CHRISTOPHE SIMON/ Getty Images

 

Um grupo de investigadores criou uma “roda dos aromas” para livros antigos, semelhante à que existe para o vinho, que ajuda a relacionar as subjetivas percepções olfativas com os químicos identificáveis

Publicado no Visão

Não se avalia um livro pela capa, mas… e pelo cheiro? Apesar de ser um dos primeiros aspectos que salta “à vista” num livro antigo, descrever a que cheira não é fácil. Num novo estudo, publicado no Heritage Science, um grupo de investigadores britânicos, da Universidade de Londres, tentou criar uma série de diretrizes para caracterizar, e até, possivelmente, recriar, cheiros antigos, recorrendo a um dos mais inequívocos: o dos livros.

Para isso, criaram uma ferramenta semelhante à que existe para classificar os vinhos, a que chamaram “Roda dos Aromas dos Livros Históricos”.

Em laboratório, a equipa fez uma análise química dos compostos orgânicos voláteis emitidos pelos livros, uma vez que o papel é conseguido atrás da madeira e se encontra em constante decomposição, libertando compostos químicos que se misturam, formando um aroma único. Através desta análise, os investigadores conseguiram analisar a “assinatura química” dos livros.

Com essa informação, esperam os autores do estudo, liderados por Matija Strlič, poderá ser mais fácil perceber o estado real de um livro e as possíveis ameaças à sua integridade. “Os cheiros têm informação sobre a composição química e a condição de um objeto”, explica Matija Strlič, ao Smithsonian.com.

Com a ajuda de visitantes do Museu e Galeria de Arte de Birmingham e de um painel de pessoas recrutadas para cheirar livros na história biblioteca de Wren, na Catedral de São Paulo, a equipa da Universidade de Londres levou depois a cabo uma análise sensorial. Aos visitantes do museu, foram apresentados oito aromas, que incluíam café, mercado de peixe e um livro antigo. Os participantes tinham de responder a um questionário, que incluía uma descrição dos cheiros.

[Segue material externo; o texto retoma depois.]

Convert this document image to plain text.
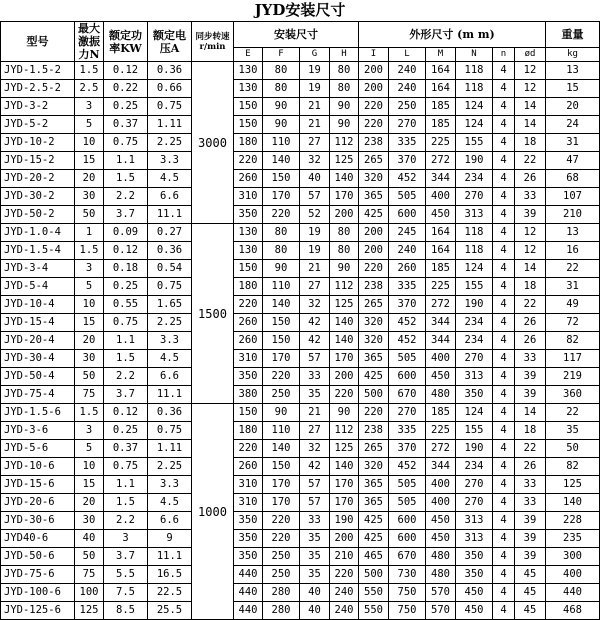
JYD安装尺寸
型号	最大激振力N	额定功率KW	额定电压A	同步转速r/min	安装尺寸				外形尺寸 (m m)						重量
					E	F	G	H	I	L	M	N	n	ød	kg
JYD-1.5-2	1.5	0.12	0.36	3000	130	80	19	80	200	240	164	118	4	12	13
JYD-2.5-2	2.5	0.22	0.66		130	80	19	80	200	240	164	118	4	12	15
JYD-3-2	3	0.25	0.75		150	90	21	90	220	250	185	124	4	14	20
JYD-5-2	5	0.37	1.11		150	90	21	90	220	270	185	124	4	14	24
JYD-10-2	10	0.75	2.25		180	110	27	112	238	335	225	155	4	18	31
JYD-15-2	15	1.1	3.3		220	140	32	125	265	370	272	190	4	22	47
JYD-20-2	20	1.5	4.5		260	150	40	140	320	452	344	234	4	26	68
JYD-30-2	30	2.2	6.6		310	170	57	170	365	505	400	270	4	33	107
JYD-50-2	50	3.7	11.1		350	220	52	200	425	600	450	313	4	39	210
JYD-1.0-4	1	0.09	0.27	1500	130	80	19	80	200	245	164	118	4	12	13
JYD-1.5-4	1.5	0.12	0.36		130	80	19	80	200	240	164	118	4	12	16
JYD-3-4	3	0.18	0.54		150	90	21	90	220	260	185	124	4	14	22
JYD-5-4	5	0.25	0.75		180	110	27	112	238	335	225	155	4	18	31
JYD-10-4	10	0.55	1.65		220	140	32	125	265	370	272	190	4	22	49
JYD-15-4	15	0.75	2.25		260	150	42	140	320	452	344	234	4	26	72
JYD-20-4	20	1.1	3.3		260	150	42	140	320	452	344	234	4	26	82
JYD-30-4	30	1.5	4.5		310	170	57	170	365	505	400	270	4	33	117
JYD-50-4	50	2.2	6.6		350	220	33	200	425	600	450	313	4	39	219
JYD-75-4	75	3.7	11.1		380	250	35	220	500	670	480	350	4	39	360
JYD-1.5-6	1.5	0.12	0.36	1000	150	90	21	90	220	270	185	124	4	14	22
JYD-3-6	3	0.25	0.75		180	110	27	112	238	335	225	155	4	18	35
JYD-5-6	5	0.37	1.11		220	140	32	125	265	370	272	190	4	22	50
JYD-10-6	10	0.75	2.25		260	150	42	140	320	452	344	234	4	26	82
JYD-15-6	15	1.1	3.3		310	170	57	170	365	505	400	270	4	33	125
JYD-20-6	20	1.5	4.5		310	170	57	170	365	505	400	270	4	33	140
JYD-30-6	30	2.2	6.6		350	220	33	190	425	600	450	313	4	39	228
JYD40-6	40	3	9		350	220	35	200	425	600	450	313	4	39	235
JYD-50-6	50	3.7	11.1		350	250	35	210	465	670	480	350	4	39	300
JYD-75-6	75	5.5	16.5		440	250	35	220	500	730	480	350	4	45	400
JYD-100-6	100	7.5	22.5		440	280	40	240	550	750	570	450	4	45	440
JYD-125-6	125	8.5	25.5		440	280	40	240	550	750	570	450	4	45	468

Ao outro grupo foi pedido que descrevessem o que cheiravam quando entravam numa biblioteca, a partir de 21 aromas possíveis, como “amêndoa” ou “chocolate” mas podendo também usar as suas próprias palavras.

Se as palavras mais usadas pelos visitantes do museu para descrever o cheiro dos livros foram “chocolate”, “café” e “antigo”, os “cheiradores” escolheram descrições como “madeira”, “fumo” e “terra”. Foi a partir desta análise que os investigadores criaram a “Roda dos Aromas”.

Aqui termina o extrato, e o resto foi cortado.